INTRODUCTION AND OBJECTIVE
Exercise is a potent skeletal muscle stimulus and the most effective strategy to prevent weight loss-related muscle loss and Type 2 diabetes. Biological sex-based differences are reported for aerobic capacity, muscle mass, muscle-fibre-type composition, and exercise performance. The authors aimed to provide a missing comprehensive picture of molecular differences between female and male skeletal muscle at baseline, after acute exercise and training. Further, the authors investigated which differences were conserved in vitro in myoblasts and myotubes obtained from these donors.
METHODS
The authors characterised muscle biopsies from 25 (16 female and nine male) subjects in a multi-omics approach employing epigenomics, transcriptomics, and proteomics at baseline, after acute exercise and 8 weeks of supervised endurance training. Donor-matched myoblasts and myotubes were analysed in vitro.
RESULTS
The authors found differential CpG-site methylation in 16,012 genes, 1,366 differentially expressed genes, and 120 differentially expressed proteins at baseline. Non-autosomal expression was conserved in vitro, but only a few sex-based differences in the expression of autosomal genes were noted.

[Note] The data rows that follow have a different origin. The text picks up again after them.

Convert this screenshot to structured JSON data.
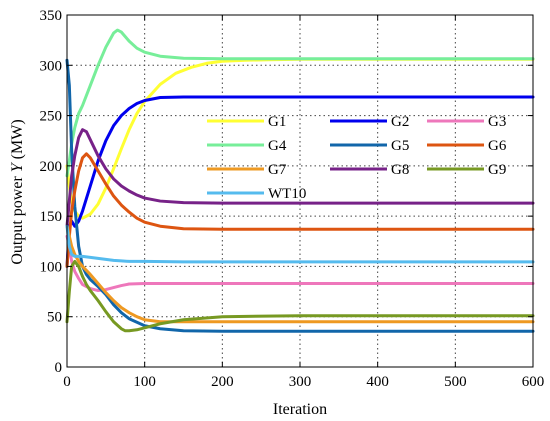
{
  "chart_data": {
    "type": "line",
    "xlabel": "Iteration",
    "ylabel_prefix": "Output power ",
    "ylabel_symbol": "Y",
    "ylabel_suffix": " (MW)",
    "xlim": [
      0,
      600
    ],
    "ylim": [
      0,
      350
    ],
    "xticks": [
      0,
      100,
      200,
      300,
      400,
      500,
      600
    ],
    "yticks": [
      0,
      50,
      100,
      150,
      200,
      250,
      300,
      350
    ],
    "grid": true,
    "legend_placement": "upper-center, 3 columns",
    "series": [
      {
        "name": "G1",
        "color": "#ffff33",
        "x": [
          0,
          3,
          6,
          10,
          15,
          20,
          30,
          40,
          50,
          60,
          70,
          80,
          90,
          100,
          120,
          140,
          160,
          180,
          200,
          230,
          260,
          300,
          400,
          500,
          600
        ],
        "y": [
          200,
          180,
          165,
          155,
          150,
          148,
          152,
          162,
          178,
          197,
          217,
          236,
          252,
          264,
          281,
          292,
          298,
          302,
          304,
          305,
          305.5,
          306,
          306,
          306,
          306
        ]
      },
      {
        "name": "G2",
        "color": "#0000ee",
        "x": [
          0,
          3,
          6,
          10,
          15,
          20,
          30,
          40,
          50,
          60,
          70,
          80,
          90,
          100,
          120,
          150,
          200,
          300,
          400,
          500,
          600
        ],
        "y": [
          100,
          140,
          145,
          140,
          145,
          155,
          180,
          205,
          225,
          240,
          250,
          257,
          262,
          265,
          268,
          268.5,
          268.5,
          268.5,
          268.5,
          268.5,
          268.5
        ]
      },
      {
        "name": "G3",
        "color": "#ee77bb",
        "x": [
          0,
          3,
          6,
          10,
          15,
          20,
          30,
          40,
          50,
          60,
          70,
          80,
          100,
          150,
          200,
          300,
          400,
          500,
          600
        ],
        "y": [
          130,
          120,
          105,
          95,
          88,
          82,
          78,
          76,
          77,
          79,
          81,
          82.5,
          83,
          83,
          83,
          83,
          83,
          83,
          83
        ]
      },
      {
        "name": "G4",
        "color": "#77ee99",
        "x": [
          0,
          3,
          6,
          10,
          15,
          20,
          30,
          40,
          50,
          60,
          65,
          70,
          80,
          90,
          100,
          120,
          150,
          200,
          250,
          300,
          400,
          500,
          600
        ],
        "y": [
          190,
          205,
          222,
          238,
          252,
          260,
          280,
          300,
          318,
          332,
          335,
          333,
          324,
          317,
          313,
          309,
          307,
          306.5,
          306.5,
          306.5,
          306.5,
          306.5,
          306.5
        ]
      },
      {
        "name": "G5",
        "color": "#1166aa",
        "x": [
          0,
          3,
          6,
          10,
          15,
          20,
          25,
          30,
          40,
          50,
          60,
          70,
          80,
          100,
          120,
          150,
          200,
          300,
          400,
          500,
          600
        ],
        "y": [
          305,
          280,
          215,
          160,
          120,
          100,
          92,
          87,
          80,
          72,
          62,
          54,
          48,
          41,
          38,
          36,
          35.5,
          35.5,
          35.5,
          35.5,
          35.5
        ]
      },
      {
        "name": "G6",
        "color": "#dd5511",
        "x": [
          0,
          3,
          6,
          10,
          15,
          20,
          25,
          30,
          40,
          50,
          60,
          70,
          80,
          90,
          100,
          120,
          150,
          200,
          300,
          400,
          500,
          600
        ],
        "y": [
          100,
          130,
          155,
          175,
          195,
          208,
          212,
          208,
          195,
          182,
          170,
          161,
          154,
          148,
          144,
          140,
          137.5,
          137,
          137,
          137,
          137,
          137
        ]
      },
      {
        "name": "G7",
        "color": "#ee9922",
        "x": [
          0,
          3,
          6,
          10,
          15,
          20,
          30,
          40,
          50,
          60,
          70,
          80,
          90,
          100,
          120,
          150,
          200,
          300,
          400,
          500,
          600
        ],
        "y": [
          140,
          130,
          120,
          112,
          105,
          100,
          92,
          83,
          74,
          66,
          59,
          54,
          50,
          47,
          45,
          45,
          45,
          45,
          45,
          45,
          45
        ]
      },
      {
        "name": "G8",
        "color": "#772288",
        "x": [
          0,
          3,
          6,
          10,
          15,
          20,
          25,
          30,
          40,
          50,
          60,
          70,
          80,
          90,
          100,
          120,
          150,
          200,
          300,
          400,
          500,
          600
        ],
        "y": [
          140,
          165,
          190,
          210,
          228,
          236,
          234,
          226,
          210,
          197,
          187,
          180,
          175,
          171,
          168,
          165,
          163.5,
          163,
          163,
          163,
          163,
          163
        ]
      },
      {
        "name": "G9",
        "color": "#779922",
        "x": [
          0,
          3,
          6,
          10,
          15,
          20,
          25,
          30,
          40,
          50,
          60,
          70,
          75,
          80,
          90,
          100,
          120,
          150,
          200,
          300,
          400,
          500,
          600
        ],
        "y": [
          45,
          75,
          100,
          105,
          100,
          90,
          82,
          76,
          66,
          55,
          45,
          38,
          36,
          36,
          37,
          39,
          43,
          47,
          50,
          51,
          51,
          51,
          51
        ]
      },
      {
        "name": "WT10",
        "color": "#55bbee",
        "x": [
          0,
          3,
          6,
          10,
          15,
          20,
          30,
          40,
          50,
          60,
          70,
          80,
          100,
          150,
          200,
          300,
          400,
          500,
          600
        ],
        "y": [
          140,
          120,
          112,
          110,
          110,
          110,
          109,
          108,
          107,
          106,
          105.5,
          105,
          105,
          104.5,
          104.5,
          104.5,
          104.5,
          104.5,
          104.5
        ]
      }
    ]
  }
}
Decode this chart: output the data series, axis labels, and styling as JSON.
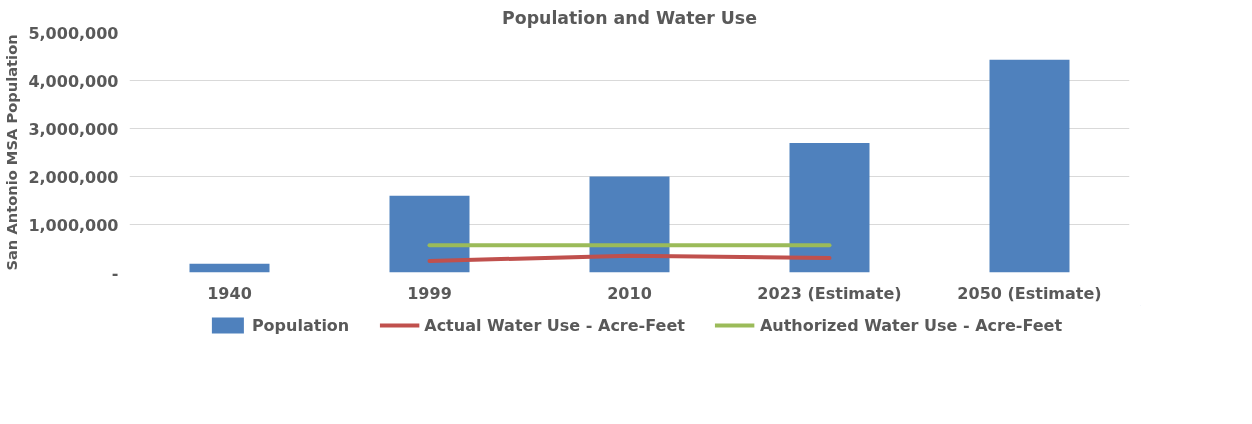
{
  "chart_data": {
    "type": "bar",
    "title": "Population and Water Use",
    "ylabel": "San Antonio MSA Population",
    "categories": [
      "1940",
      "1999",
      "2010",
      "2023 (Estimate)",
      "2050 (Estimate)"
    ],
    "series": [
      {
        "name": "Population",
        "color": "#4f81bd",
        "values": [
          180000,
          1600000,
          2000000,
          2700000,
          4430000
        ]
      },
      {
        "name": "Actual Water Use - Acre-Feet",
        "type": "line",
        "color": "#c0504d",
        "values": [
          null,
          240000,
          350000,
          300000,
          null
        ]
      },
      {
        "name": "Authorized Water Use - Acre-Feet",
        "type": "line",
        "color": "#9bbb59",
        "values": [
          null,
          570000,
          570000,
          570000,
          null
        ]
      }
    ],
    "ylim": [
      0,
      5000000
    ],
    "yticks": [
      {
        "value": 0,
        "label": "-"
      },
      {
        "value": 1000000,
        "label": "1,000,000"
      },
      {
        "value": 2000000,
        "label": "2,000,000"
      },
      {
        "value": 3000000,
        "label": "3,000,000"
      },
      {
        "value": 4000000,
        "label": "4,000,000"
      },
      {
        "value": 5000000,
        "label": "5,000,000"
      }
    ],
    "grid": "y",
    "legend": "bottom"
  }
}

Differential transcripts were among other pathways associated with glucose homeostasis and insulin signalling. Differences in the proteome were dominated by higher abundance of proteins regulating glycolysis and of other fast-twitch fibre-type proteins in males. Females showed a higher abundance of proteins regulating fatty acid handling. Acute exercise upregulated oxidative stress-responsive transcripts predominantly in males.
After 8-week training, both sexes had upregulated mitochondrial proteins involved in substrate oxidation and ATP production, while the fast-twitch fibre marker, MYH1, was only reduced in males.
CONCLUSION
The sex-specific composition of the proteome underpins the differences in glucose and fatty acid metabolism in female and male skeletal muscle. Training might mitigate these differences found in the untrained muscle. The few conserved differences in vitro point to hormonal or yet undefined mechanisms of the sex-specific characteristics in the DNA methylome, transcriptome, and proteome.